ForUsAll, a 401(k) provider with over $1.7 billion in assets under management (AUM), has sued the U.S Labor Department (DOL) for planning an investigation into companies offering crypto investment options to 401(k) holders.
The San Francisco-based firm indicated that the regulators also discouraged employers from turning to cryptocurrencies for their retirement planning.
“This lawsuit seeks to preserve the rights of American investors to choose how to invest money in their own retirement accounts,” reads the lawsuit. “Brought under the APA [Administrative Procedure Act], this lawsuit challenges DOL’s arbitrary and capricious attempt to restrict the use of cryptocurrency in defined contribution retirement plans.”
In a separate release from ForUsAll, the firm said that the federal agency should instead focus on its rulemaking process before issuing such guidance publicly.
“The DOL plays several important roles that serve American workers — but ‘armchair financial adviser’ shouldn’t be one of them,” said CEO of ForUsAll Jeff Schulte.
ForUsAll first partnered with Coinbase back in June 2021, offering up to 5% of 401(k) savings in 50 different cryptocurrencies.
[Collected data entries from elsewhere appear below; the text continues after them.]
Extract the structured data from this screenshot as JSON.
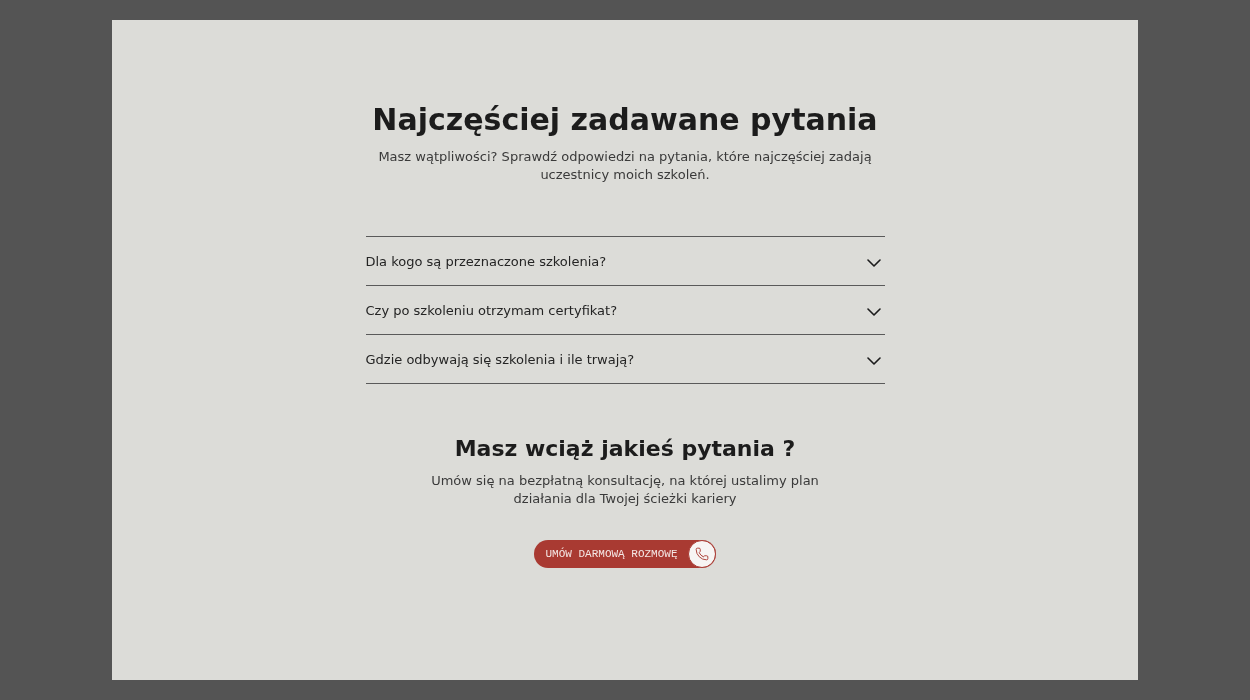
{
  "faq": {
    "title": "Najczęściej zadawane pytania",
    "subtitle": "Masz wątpliwości? Sprawdź odpowiedzi na pytania, które najczęściej zadają uczestnicy moich szkoleń.",
    "items": [
      {
        "question": "Dla kogo są przeznaczone szkolenia?",
        "expanded": false
      },
      {
        "question": "Czy po szkoleniu otrzymam certyfikat?",
        "expanded": false
      },
      {
        "question": "Gdzie odbywają się szkolenia i ile trwają?",
        "expanded": false
      }
    ]
  },
  "contact": {
    "title": "Masz wciąż jakieś pytania ?",
    "text": "Umów się na bezpłatną konsultację, na której ustalimy plan działania dla Twojej ścieżki kariery",
    "button": "UMÓW DARMOWĄ ROZMOWĘ"
  }
}
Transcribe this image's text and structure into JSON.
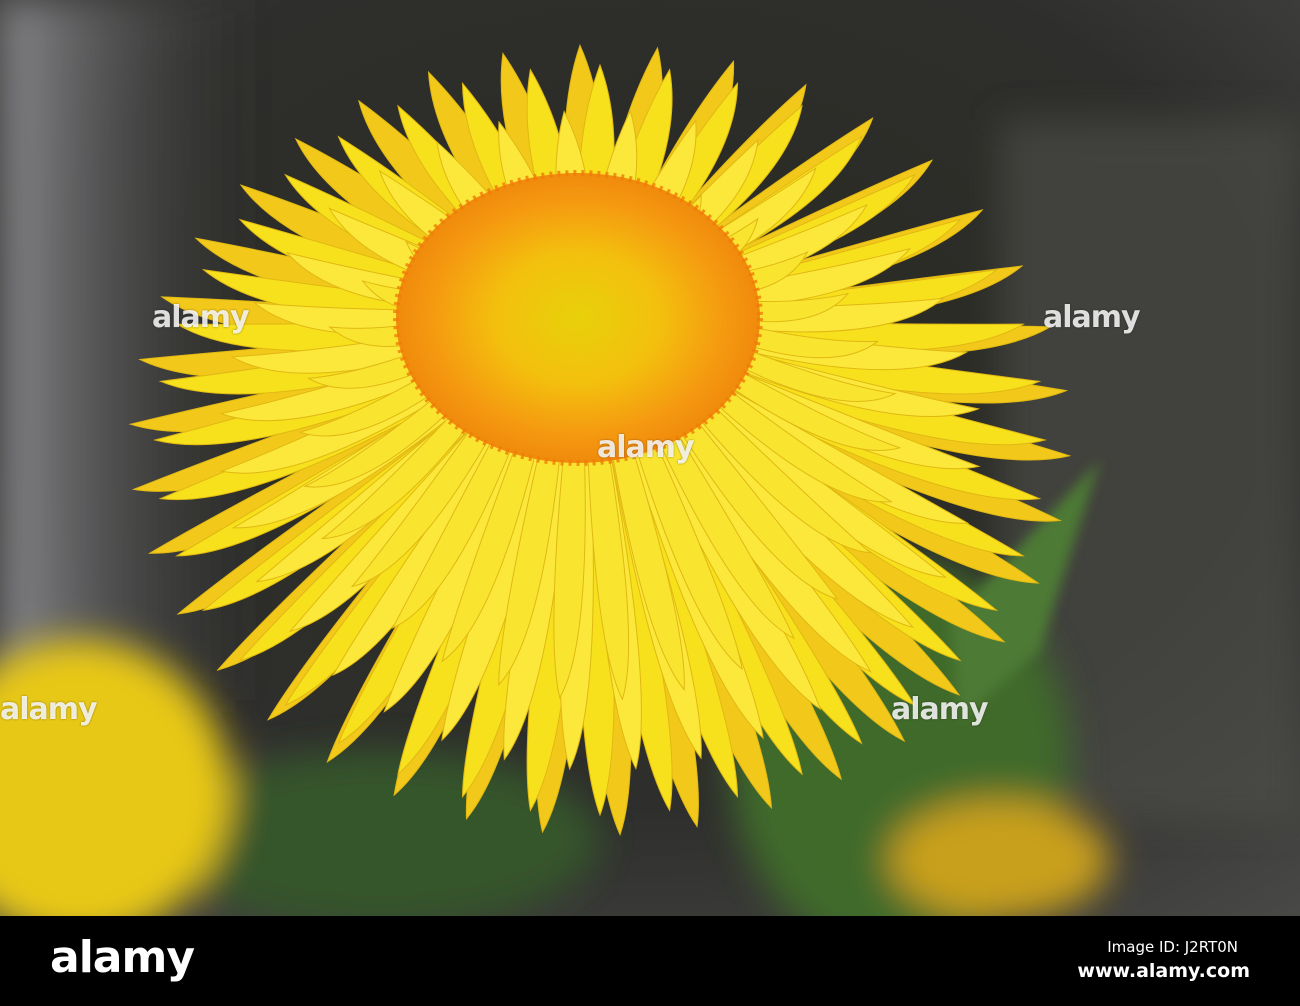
{
  "watermark": {
    "text": "alamy"
  },
  "footer": {
    "logo": "alamy",
    "image_id": "Image ID: J2RT0N",
    "site": "www.alamy.com"
  },
  "colors": {
    "petal": "#f7e01c",
    "disc": "#f59a10",
    "background": "#2a2a28",
    "leaf": "#3f6b2c"
  }
}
The startup now serves more than 80,000 retirement savers across 500 plans.
Fidelity has also joined the trend, allowing its clients to diversify their retirement savings with Bitcoin for up to 20%.
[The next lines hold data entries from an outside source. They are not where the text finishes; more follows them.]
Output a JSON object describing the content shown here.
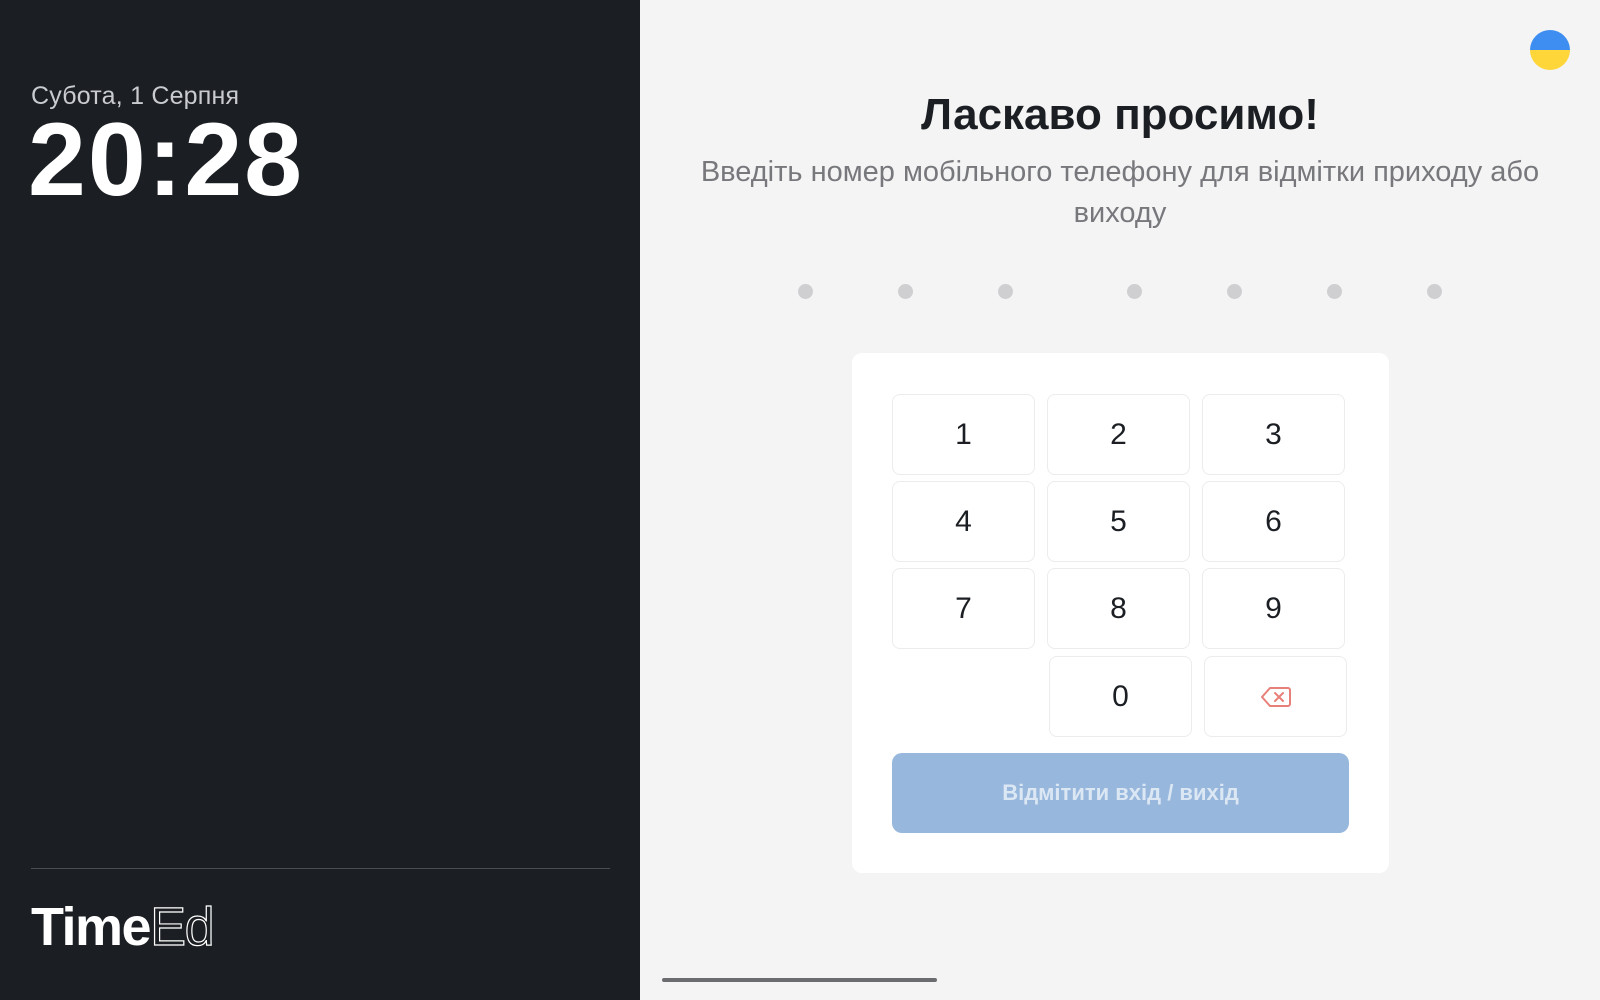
{
  "sidebar": {
    "date": "Субота, 1 Серпня",
    "time": "20:28",
    "logo_bold": "Time",
    "logo_thin": "Ed"
  },
  "header": {
    "language_flag": "ukraine-flag-icon",
    "title": "Ласкаво просимо!",
    "subtitle": "Введіть номер мобільного телефону для відмітки приходу або виходу"
  },
  "phone_input": {
    "digits_total": 7,
    "digits_entered": 0
  },
  "keypad": {
    "keys": [
      "1",
      "2",
      "3",
      "4",
      "5",
      "6",
      "7",
      "8",
      "9",
      "0"
    ],
    "backspace_icon": "backspace-icon",
    "backspace_color": "#e8807a",
    "submit_label": "Відмітити вхід / вихід"
  },
  "colors": {
    "sidebar_bg": "#1b1e22",
    "main_bg": "#f4f4f5",
    "submit_disabled": "#98b7dc"
  }
}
As crypto and retirement plans continued to spring up, the DOL was recently joined by various politicians, notably Elizabeth Warren, in urging caution and pushing back against the trend.
Department of Labor's crypto-retirement guidance
The DOL first issued its guidance against incorporating crypto in 401(k) plans in March 2022.
The guidance cautioned about the risks of adding crypto to retirement investment schemes, citing fraud, theft, and lack of regulation for these assets.
Other issues outlined were the volatile nature of cryptocurrencies, difficulties in book-keeping, valuation concerns, and economic impacts. It went on to add that an investigation would be carried out which looked into companies offering 401(k) accounts with crypto exposure.
“Based on these and other concerns, EBSA (Employee Benefits Security Administration) expects to conduct an investigative program aimed at plans that offer participant investments in cryptocurrencies and related products,” read the guidance at that time.
The DOL isn’t banning cryptocurrency in 401(k)s outright though, reminded Ali Khawar, acting assistant secretary of the department’s EBSA unit in an interview with The Wall Street Journal last month.
“I don’t view this guidance as a forever and ever thing,” Khawar said. “It is focused on this stage of development.”